913 Views Asked by At

So I'm trying to prove the following:

Show that a unique solution for linear regression exists i the features are not linearly dependent. Namely,show that a unique solution $argmin_{\theta} (X^{T}X)^{-1}X^{T}y$ exists iff $X$ has full column rank.

What I did was:

Theorem: For every matrix $A\in R^{nxm}$ we have $Null(A) = Null(A^{T}A)$ and $Rank(A) = Rank(A^{T}A)$

then I said: if $(X^{T}X)^{-1}X^{T}$ is a solution $\rightarrow$ $(X^{T}X)^{-1}$ is invertible $\rightarrow$ $Null(A^{T}A)=\{0\}$ $\rightarrow$ $Null(A) = \{0\}$ $\rightarrow$ $A$ is full rank

But I'm not sure this is the right way, also the opposite direction seems identical(reversed) to the one I wrote.

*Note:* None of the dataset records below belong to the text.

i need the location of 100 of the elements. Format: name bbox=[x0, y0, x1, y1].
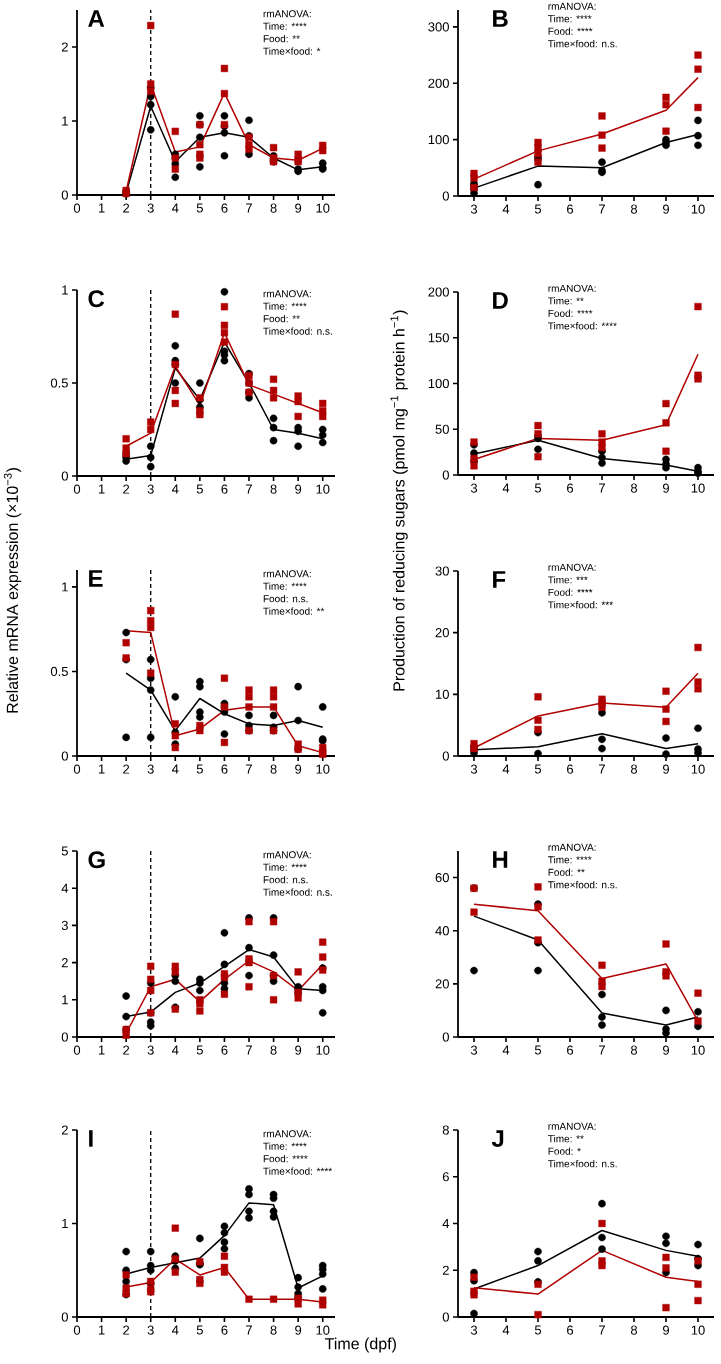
x-tick-label: 8 bbox=[270, 764, 277, 774]
y-tick-label: 0 bbox=[442, 470, 449, 480]
chart-title: A bbox=[88, 10, 105, 27]
text: rmANOVA: bbox=[548, 2, 596, 10]
annotation: rmANOVA: bbox=[263, 1130, 311, 1138]
y-tick-label: 200 bbox=[428, 287, 449, 297]
y-tick-label: 2 bbox=[442, 1265, 449, 1275]
x-tick-label: 3 bbox=[147, 203, 154, 213]
y-tick-label: 1 bbox=[62, 582, 68, 592]
annotation: Time×food: n.s. bbox=[548, 1159, 617, 1168]
y-tick-label: 1 bbox=[62, 285, 68, 295]
x-tick-label: 6 bbox=[221, 1045, 228, 1055]
annotation: Food: **** bbox=[548, 588, 593, 596]
x-tick-label: 8 bbox=[630, 1325, 638, 1335]
y-tick-label: 2 bbox=[61, 958, 68, 968]
x-tick-label: 6 bbox=[221, 203, 228, 213]
annotation: Time: ** bbox=[548, 297, 584, 305]
x-tick-label: 9 bbox=[663, 764, 669, 774]
x-tick-label: 7 bbox=[599, 1045, 605, 1055]
y-tick-label: 100 bbox=[428, 135, 449, 145]
x-tick-label: 1 bbox=[98, 203, 105, 213]
x-tick-label: 4 bbox=[502, 1045, 510, 1055]
y-tick-label: 20 bbox=[435, 979, 449, 989]
chart-title: F bbox=[493, 571, 506, 588]
x-tick-label: 3 bbox=[147, 1325, 154, 1335]
x-tick-label: 9 bbox=[295, 764, 302, 774]
y-axis-title: Production of reducing sugars (pmol mg$^{−1}$ protein h$^{−1}$) bbox=[390, 310, 408, 691]
y-tick-label: 3 bbox=[61, 920, 68, 930]
x-tick-label: 10 bbox=[691, 1325, 705, 1335]
x-tick-label: 8 bbox=[630, 764, 638, 774]
x-tick-label: 5 bbox=[196, 1045, 203, 1055]
x-tick-label: 7 bbox=[599, 1325, 605, 1335]
annotation: Food: ** bbox=[263, 34, 300, 43]
x-tick-label: 0 bbox=[73, 1045, 81, 1055]
x-tick-label: 7 bbox=[246, 484, 252, 494]
x-tick-label: 8 bbox=[270, 1045, 277, 1055]
x-tick-label: 2 bbox=[123, 1045, 130, 1055]
annotation: rmANOVA: bbox=[263, 570, 311, 578]
x-tick-label: 10 bbox=[691, 204, 705, 214]
y-tick-label: 10 bbox=[436, 689, 449, 699]
annotation: Time: **** bbox=[548, 14, 592, 23]
x-tick-label: 5 bbox=[534, 204, 542, 214]
annotation: Time: **** bbox=[263, 863, 307, 871]
x-tick-label: 10 bbox=[691, 483, 705, 493]
y-tick-label: 2 bbox=[61, 1125, 68, 1135]
x-tick-label: 6 bbox=[567, 1045, 574, 1055]
x-tick-label: 10 bbox=[316, 484, 330, 494]
annotation: Time: **** bbox=[263, 582, 307, 590]
annotation: rmANOVA: bbox=[263, 290, 311, 298]
y-tick-label: 0 bbox=[61, 190, 68, 200]
x-tick-label: 0 bbox=[73, 203, 81, 213]
annotation: Time: **** bbox=[263, 22, 307, 30]
x-tick-label: 1 bbox=[98, 764, 105, 774]
x-tick-label: 2 bbox=[123, 1325, 130, 1335]
y-tick-label: 8 bbox=[442, 1125, 449, 1135]
x-tick-label: 2 bbox=[123, 484, 130, 494]
y-tick-label: 6 bbox=[442, 1172, 449, 1182]
y-tick-label: 100 bbox=[428, 378, 449, 389]
x-tick-label: 0 bbox=[73, 764, 81, 774]
annotation: Time: **** bbox=[263, 1142, 307, 1150]
x-tick-label: 9 bbox=[295, 1045, 302, 1055]
x-tick-label: 3 bbox=[147, 764, 154, 774]
annotation: Time×food: **** bbox=[263, 1167, 332, 1175]
x-tick-label: 6 bbox=[221, 764, 228, 774]
x-tick-label: 7 bbox=[599, 483, 605, 493]
x-tick-label: 0 bbox=[73, 484, 81, 494]
x-tick-label: 7 bbox=[246, 203, 252, 213]
chart-title: E bbox=[89, 570, 103, 587]
x-tick-label: 3 bbox=[470, 1325, 478, 1335]
annotation: Food: **** bbox=[548, 27, 593, 35]
text: rmANOVA: bbox=[548, 1122, 596, 1130]
x-tick-label: 9 bbox=[663, 1045, 669, 1055]
annotation: Time×food: *** bbox=[548, 601, 613, 609]
x-tick-label: 7 bbox=[246, 1325, 252, 1335]
annotation: rmANOVA: bbox=[263, 10, 311, 18]
x-tick-label: 0 bbox=[73, 1325, 81, 1335]
x-tick-label: 6 bbox=[567, 483, 574, 493]
annotation: Food: **** bbox=[263, 1154, 308, 1163]
annotation: Time×food: n.s. bbox=[263, 327, 332, 335]
x-tick-label: 5 bbox=[196, 1325, 203, 1335]
x-tick-label: 6 bbox=[567, 1325, 574, 1335]
x-tick-label: 6 bbox=[221, 1325, 228, 1335]
x-tick-label: 4 bbox=[502, 483, 510, 493]
annotation: Food: n.s. bbox=[263, 594, 308, 603]
annotation: rmANOVA: bbox=[263, 851, 311, 859]
x-tick-label: 9 bbox=[295, 1325, 302, 1335]
x-tick-label: 4 bbox=[171, 1325, 179, 1335]
x-tick-label: 10 bbox=[316, 203, 330, 213]
annotation: Time: ** bbox=[548, 1134, 584, 1143]
y-tick-label: 0.5 bbox=[50, 666, 68, 677]
x-tick-label: 8 bbox=[630, 1045, 638, 1055]
y-tick-label: 300 bbox=[428, 22, 449, 32]
x-tick-label: 4 bbox=[502, 1325, 510, 1335]
x-tick-label: 6 bbox=[221, 484, 228, 494]
annotation: Time: **** bbox=[263, 302, 307, 310]
x-tick-label: 8 bbox=[630, 483, 638, 493]
x-tick-label: 3 bbox=[470, 204, 478, 214]
y-tick-label: 150 bbox=[428, 333, 449, 343]
y-tick-label: 0 bbox=[442, 191, 449, 201]
chart-title: J bbox=[491, 1130, 504, 1147]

Would appreciate some help

Edit

So I derived the following expression for the normal equation through the derivation of the MSE loss:

$(X^{T}X)\theta = X^{T}y$

So $\theta$ is the parameter I used to derive with, and $X,y$ are the "training set"

So I want to prove now that the solution for $\theta$ that minimize the loss is unique given $X$ is full rank.

1

There are 1 best solutions below

1
On BEST ANSWER

You have the right basic ideas, but the way you write things doesn't quite make sense. I would argue that the following statements are all equivalent:

  • There is a unique solution to $\text{argmin}_\theta\|X\theta - y\|$,
  • There is a unique solution to $X^TX \theta = X^Ty$,
  • $X^TX$ is invertible,
  • $X^TX$ has full rank,
  • $X$ has full column rank.

Indeed, these steps make sense in both the forward and backward directions.